Volume captado, de 33 bilhões de litros anuais, é consumido internamente e anima pecuaristas de São Paulo e Bahia

É Importante atender primeiro ao mercado interno com leite de qualidade e em quantidade, principalmente agora que o padrão de vida do brasileiro melhorou e a expectativa é de expansão do consumo nos próximos anos. Exportar vem em segundo lugar.” Assim, sem floreios, Alecsandro Regis Rezende Fortes, pecuarista do interior de São Paulo, dá opinião sobre o presente e o futuro da pecuária no país, que produz mais de 33 bilhões de litros de leite ao ano – é o quarto do mundo – e cujo volume é integralmente destinado às mesas de sua população.

Regis, de 40 anos de idade, não faz uma análise de principiante. Ele sabe do que está falando, pois pertence à quarta geração de produtores da epopeia iniciada pelo bisavô, Antonio de Carvalho Fortes, vindo de Portugal no alvorecer do século passado e que mais tarde cedeu o nome à unidade da Cooperativa do Médio Vale do Paraíba (Comevap), em Taubaté, município onde se localiza a Fazenda São Sebastião, de Regis, da mãe e três irmãs.

A São Sebastião mostra que é possível produzir em escala e com qualidade, gerando lucro e empregos numa região de morros íngremes e temperaturas das mais elevadas do Estado. Do pé da montanha é possível observar as novilhas embaixo das árvores, 100 metros acima, se protegendo do sol abrasivo que castiga. Só de tardezinha ou de noite elas descem e se esparramam para o pastoreio. Todo o rebanho – 600 cabeças – é formado pela raça brasileira girolando, cruzamento da rústica gir com a fértil holandesa. “A girolando consegue suportar clima e topografia adversos. E, bem tratada, fornece muito leite”, afirma Regis.

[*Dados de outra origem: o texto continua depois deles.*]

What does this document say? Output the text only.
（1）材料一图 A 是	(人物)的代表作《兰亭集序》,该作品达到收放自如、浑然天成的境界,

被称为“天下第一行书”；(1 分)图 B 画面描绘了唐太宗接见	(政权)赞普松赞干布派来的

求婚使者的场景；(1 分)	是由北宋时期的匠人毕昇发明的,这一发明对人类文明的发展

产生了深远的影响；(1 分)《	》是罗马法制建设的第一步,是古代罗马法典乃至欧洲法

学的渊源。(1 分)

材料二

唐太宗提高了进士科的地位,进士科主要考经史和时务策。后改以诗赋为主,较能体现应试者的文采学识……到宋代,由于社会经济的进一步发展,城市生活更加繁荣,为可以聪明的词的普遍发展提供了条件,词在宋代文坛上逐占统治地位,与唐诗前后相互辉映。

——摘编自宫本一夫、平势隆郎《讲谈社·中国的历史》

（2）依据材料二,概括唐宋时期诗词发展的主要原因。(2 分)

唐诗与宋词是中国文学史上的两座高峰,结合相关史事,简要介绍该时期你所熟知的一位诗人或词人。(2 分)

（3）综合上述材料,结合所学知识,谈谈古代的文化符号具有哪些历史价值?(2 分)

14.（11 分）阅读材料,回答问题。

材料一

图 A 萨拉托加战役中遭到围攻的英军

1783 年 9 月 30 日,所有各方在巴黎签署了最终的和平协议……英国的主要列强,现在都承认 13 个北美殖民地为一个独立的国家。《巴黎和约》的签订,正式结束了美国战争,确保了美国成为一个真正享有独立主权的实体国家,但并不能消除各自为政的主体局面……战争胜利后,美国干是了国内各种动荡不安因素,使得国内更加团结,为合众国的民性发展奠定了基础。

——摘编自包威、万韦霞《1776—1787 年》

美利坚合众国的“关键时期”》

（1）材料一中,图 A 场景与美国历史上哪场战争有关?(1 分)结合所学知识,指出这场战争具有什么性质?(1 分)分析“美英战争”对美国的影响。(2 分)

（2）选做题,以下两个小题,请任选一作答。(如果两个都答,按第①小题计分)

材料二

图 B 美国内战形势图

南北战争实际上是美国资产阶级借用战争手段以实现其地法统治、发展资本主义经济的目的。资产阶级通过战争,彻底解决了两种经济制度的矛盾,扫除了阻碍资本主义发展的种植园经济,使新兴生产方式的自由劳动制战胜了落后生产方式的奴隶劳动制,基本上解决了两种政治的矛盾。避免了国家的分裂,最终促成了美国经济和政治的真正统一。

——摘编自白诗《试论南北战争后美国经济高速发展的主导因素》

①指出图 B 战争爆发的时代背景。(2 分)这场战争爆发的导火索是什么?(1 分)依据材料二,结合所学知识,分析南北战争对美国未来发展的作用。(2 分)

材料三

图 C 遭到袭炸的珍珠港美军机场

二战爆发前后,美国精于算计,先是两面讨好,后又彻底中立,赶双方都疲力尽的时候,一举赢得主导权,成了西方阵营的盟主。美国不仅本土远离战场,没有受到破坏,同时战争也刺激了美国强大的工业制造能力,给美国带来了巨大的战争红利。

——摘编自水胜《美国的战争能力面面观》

A média diária das vacas está ao redor de 20 litros, com 180 fêmeas em lactação. É uma das maiores do Brasil, cuja média geral patina e é pouco superior a 5 litros. Já a produção diária da São Sebastião, destinada à Comevap, é de 3.600 litros de leite. A mensal vai a 108.000 litros. “No período das chuvas, encerrado há pouco, a quantidade diminui. Já na entressafra, cocho reforçando a dieta, o número de vacas em lactação sobe a 230 e a litragem diária emplaca 4.600 litros”, informa Regis. O programa de parição das fêmeas é sincronizado um ano antes para os meses de maio e junho próximos. “Pelo menos 40 novilhas dão à luz seus bezerros e começam a ser ordenhadas”, explica o fazendeiro.

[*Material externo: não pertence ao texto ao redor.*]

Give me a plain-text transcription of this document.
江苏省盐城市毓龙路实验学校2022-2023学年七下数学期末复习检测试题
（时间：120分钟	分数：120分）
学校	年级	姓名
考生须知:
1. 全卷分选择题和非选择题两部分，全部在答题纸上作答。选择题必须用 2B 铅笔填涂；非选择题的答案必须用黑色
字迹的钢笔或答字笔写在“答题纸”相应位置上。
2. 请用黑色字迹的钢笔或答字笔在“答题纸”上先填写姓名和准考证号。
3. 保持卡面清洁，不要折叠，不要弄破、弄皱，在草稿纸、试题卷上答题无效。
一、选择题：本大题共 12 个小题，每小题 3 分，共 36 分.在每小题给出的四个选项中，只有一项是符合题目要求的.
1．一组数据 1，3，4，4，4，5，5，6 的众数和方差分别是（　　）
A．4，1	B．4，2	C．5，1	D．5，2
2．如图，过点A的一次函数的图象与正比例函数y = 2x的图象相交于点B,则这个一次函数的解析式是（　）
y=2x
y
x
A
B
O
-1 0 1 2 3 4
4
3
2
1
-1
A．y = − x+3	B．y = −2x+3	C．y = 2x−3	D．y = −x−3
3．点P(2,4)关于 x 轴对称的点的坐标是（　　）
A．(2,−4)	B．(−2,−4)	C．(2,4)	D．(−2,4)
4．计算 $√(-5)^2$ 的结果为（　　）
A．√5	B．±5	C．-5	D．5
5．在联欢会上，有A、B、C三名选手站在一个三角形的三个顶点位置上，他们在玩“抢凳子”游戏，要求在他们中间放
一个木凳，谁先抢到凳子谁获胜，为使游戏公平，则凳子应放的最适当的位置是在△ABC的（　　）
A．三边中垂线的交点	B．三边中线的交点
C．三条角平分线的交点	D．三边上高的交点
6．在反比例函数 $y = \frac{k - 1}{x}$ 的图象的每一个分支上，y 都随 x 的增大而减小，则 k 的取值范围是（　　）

“A fazenda consegue bom desempenho no calor intenso e topografia acidentada e trabalhando exclusivamente com a girolando, por conta da somatória de genética comprovada no leite, tecnologia, manejo seguido à risca e capim à vontade”, informa o pecuarista, apontando orgulhoso para as capineiras de napier, que produzem silagem e cujos silos trincheiras são estrategicamente construídos ao lado delas, o que facilita o armazenamento, o transporte e aplaca os custos de mão de obra. Regis lembra que seu pai há décadas foi buscar touros gir do tradicional criatório mineiro da marca Brasília, enquanto o sangue holandês ele trouxe de Castro, no Paraná, região que abriga a bacia leiteira mais desenvolvida do Brasil. “Meu pai pressentiu a necessidade de modernizar a fazenda diante dos desafios que se desenhavam para o leite. O tempo lhe deu razão”, observa.

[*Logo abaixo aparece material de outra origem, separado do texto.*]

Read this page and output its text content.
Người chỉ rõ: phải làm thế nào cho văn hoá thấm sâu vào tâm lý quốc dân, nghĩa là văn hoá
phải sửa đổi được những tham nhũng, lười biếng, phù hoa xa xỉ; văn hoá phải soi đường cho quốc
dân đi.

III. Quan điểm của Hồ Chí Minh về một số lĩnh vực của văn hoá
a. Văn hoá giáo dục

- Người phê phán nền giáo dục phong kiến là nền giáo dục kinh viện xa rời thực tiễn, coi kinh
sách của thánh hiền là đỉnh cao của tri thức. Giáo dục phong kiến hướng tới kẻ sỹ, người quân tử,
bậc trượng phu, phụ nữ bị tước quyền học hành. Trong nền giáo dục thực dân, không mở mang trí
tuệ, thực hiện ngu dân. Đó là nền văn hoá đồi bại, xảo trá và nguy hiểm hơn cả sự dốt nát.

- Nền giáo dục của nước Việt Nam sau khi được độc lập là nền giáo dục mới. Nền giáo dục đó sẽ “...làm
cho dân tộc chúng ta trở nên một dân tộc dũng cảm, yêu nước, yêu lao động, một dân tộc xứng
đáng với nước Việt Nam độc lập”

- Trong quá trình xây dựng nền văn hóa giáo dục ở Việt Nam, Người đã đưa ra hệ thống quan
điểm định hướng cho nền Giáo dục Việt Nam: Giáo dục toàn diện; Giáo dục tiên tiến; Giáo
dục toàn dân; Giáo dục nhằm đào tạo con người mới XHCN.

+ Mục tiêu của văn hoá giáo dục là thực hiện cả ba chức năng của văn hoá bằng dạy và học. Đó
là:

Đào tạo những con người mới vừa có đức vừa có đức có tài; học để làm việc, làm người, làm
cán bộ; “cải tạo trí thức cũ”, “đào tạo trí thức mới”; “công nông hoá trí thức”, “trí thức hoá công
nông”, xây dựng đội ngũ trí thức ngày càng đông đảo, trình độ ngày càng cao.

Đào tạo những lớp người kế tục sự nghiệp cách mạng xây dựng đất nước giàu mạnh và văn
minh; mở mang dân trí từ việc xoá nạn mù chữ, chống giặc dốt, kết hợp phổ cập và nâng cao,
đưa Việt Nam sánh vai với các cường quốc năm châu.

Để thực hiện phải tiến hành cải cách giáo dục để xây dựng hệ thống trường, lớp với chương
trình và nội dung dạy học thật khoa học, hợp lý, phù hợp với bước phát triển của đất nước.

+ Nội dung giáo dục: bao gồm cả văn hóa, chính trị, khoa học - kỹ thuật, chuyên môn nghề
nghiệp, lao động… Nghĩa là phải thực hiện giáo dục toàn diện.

O dia na São Sebastião começa cedo: às 4 horas da matina. Basta o retireiro abrir a porteira dos piquetes para as vacas surgirem e depois caminharem mansamente até a sala de ordenha, que começa às 5 horas e se estende até às 8h30. À tarde, o ritual se repete e a operação vai das 14 horas às 17h30. As vacas em lactação vivem em sistema semi-intensivo. Logo após a ordenha, comem silagem de capim napier, cevada úmida e polpa cítrica. Depois, retornam à pastagem. “O pasto é a base. Por essa razão, é cultivado aqui como uma lavoura”, diz Regis, que não trabalha com farelo de soja e milho moído por conta da rusticidade do gado. Ele busca, assim, uniformizar os custos diante dos altos e baixos inerentes às cotações dos grãos.

A São Sebastião tem área de 200 alqueires paulistas, sendo 160 usados com a pecuária. O restante é mata virgem. Focada no bem-estar animal, a fazenda formou 27 piquetes e, diferentemente de outras propriedades, não faz revezamento de animais. Os animais permanecem em suas respectivas áreas, e o sistema tem uma explicação. “Mantenho confortavelmente apenas três ou quatro novilhas por alqueire, sem forçar o pisoteio ”, diz Regis.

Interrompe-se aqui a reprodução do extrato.